Regarding this case, the Court found that despite the changes in the notice law, section 5103(a) still requires the VA for increased ratings claims to notify the veteran that they should provide or ask the VA to obtain medical or lay evidence demonstrating a worsening or increase in severity of the disability and the effect that worsening has on the veteran’s employment. A simple notice advising a veteran to submit evidence that his condition has worsened is not sufficient.

After finding a notice error, the Court considered whether it was prejudicial to the veteran. The Court attempted to clarify who has the burden of showing prejudice or non-prejudice. The court said the “burden shifting only occurs when a notice is wholly defective as to a key element needed to substantiate a claim for benefits”. Id. at *14. The Court said that in such a situation, “the absence of evidence on the key element will result in denial of the claim [and] the natural effect is that the claimant is deprived of a meaningful opportunity to participate in the processing of his claim.” Id. at *15. In these circumstances, the VA has the burden of showing the veteran was not prejudiced.

However, in a claim for increased benefits, the claim can be shown by evidence of a worsened disability can depending on the Diagnostic Code can be shown by more objective evidence such as specific measurements or a test result, or more general evidence such as impact upon employment or daily life. The Court concluded that notice to provide evidence how a disability has worsened, without notice to provide evidence of its impact on employment is unlike the notice required in Mayfield I and thus the veteran must show the were prejudiced.

As applied, the veteran here was provided notice to provide evidence his disability had worsened. The Court said this was not he total absence of notice as to a key element. Furthermore, the scheduler rating for his condition does not explicitly take into account its impact on his employment. Therefore, “the inadequacy of this notice does not have a natural, adverse effect on the ability of [the veteran] to meaningfully participate in the processing of his claim and the essential fairness of the adjudication. Thus, the burden of demonstrating prejudice falls on [the veteran].” Id. at *17. The Court found no prejudice.

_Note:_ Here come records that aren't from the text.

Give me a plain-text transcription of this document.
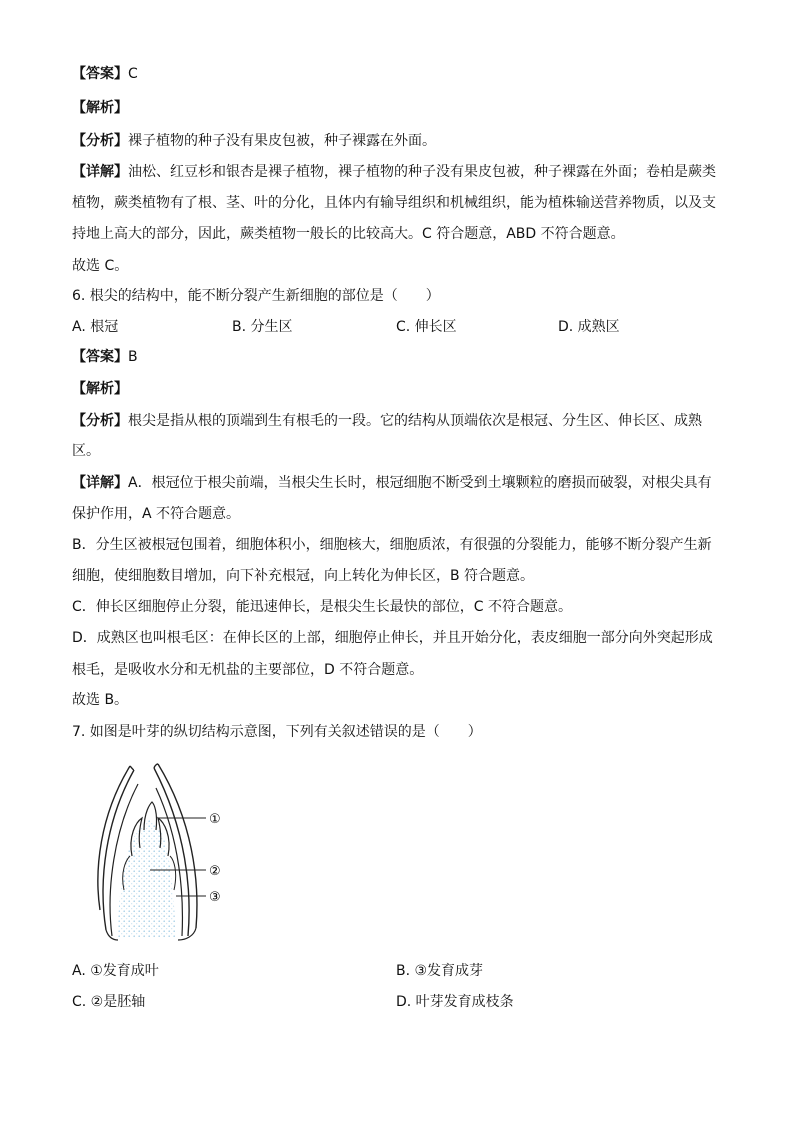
【答案】C
【解析】
【分析】裸子植物的种子没有果皮包被，种子裸露在外面。
【详解】油松、红豆杉和银杏是裸子植物，裸子植物的种子没有果皮包被，种子裸露在外面；卷柏是蕨类
植物，蕨类植物有了根、茎、叶的分化，且体内有输导组织和机械组织，能为植株输送营养物质，以及支
持地上高大的部分，因此，蕨类植物一般长的比较高大。C 符合题意，ABD 不符合题意。
故选 C。
6. 根尖的结构中，能不断分裂产生新细胞的部位是（　　）
A. 根冠	B. 分生区	C. 伸长区	D. 成熟区
【答案】B
【解析】
【分析】根尖是指从根的顶端到生有根毛的一段。它的结构从顶端依次是根冠、分生区、伸长区、成熟
区。
【详解】A．根冠位于根尖前端，当根尖生长时，根冠细胞不断受到土壤颗粒的磨损而破裂，对根尖具有
保护作用，A 不符合题意。
B．分生区被根冠包围着，细胞体积小，细胞核大，细胞质浓，有很强的分裂能力，能够不断分裂产生新
细胞，使细胞数目增加，向下补充根冠，向上转化为伸长区，B 符合题意。
C．伸长区细胞停止分裂，能迅速伸长，是根尖生长最快的部位，C 不符合题意。
D．成熟区也叫根毛区：在伸长区的上部，细胞停止伸长，并且开始分化，表皮细胞一部分向外突起形成
根毛，是吸收水分和无机盐的主要部位，D 不符合题意。
故选 B。
7. 如图是叶芽的纵切结构示意图，下列有关叙述错误的是（　　）
①
②
③
A. ①发育成叶	B. ③发育成芽
C. ②是胚轴	D. 叶芽发育成枝条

The Court also considered the possibility of differing notices from the VA. It noted that a second corrective notice might correct an initial notice but also found “The potential confusion generated by differing notices might be clarified or negated by actions taken in the subsequent processing of the claim, or otherwise ultimately shown by the record not to have confused the claimant. In sum, simply because subsequent notice, good on its face, is provided to the claimant does not mean that the notice was adequate. Whether notice is confusing is a fact-specific determination based on the totality of the circumstances.” Id. at *12. This line seems to at once reject the VA’s frequent contention that a subsequent notice fixes everything while also potentially situating the burden on the veteran to show confusion.

The result is that winning an appeal on a VCAA error on a claim for an increased rating is going to become more difficult. Additionally, veterans may not get the tailored notice they have gotten in the past. Thus, it will be imperative that they know they should provide evidence of the impact of a worsened condition on employability and daily life.

Decided by C.J. Kasold, and Judges Greene, and Hagel.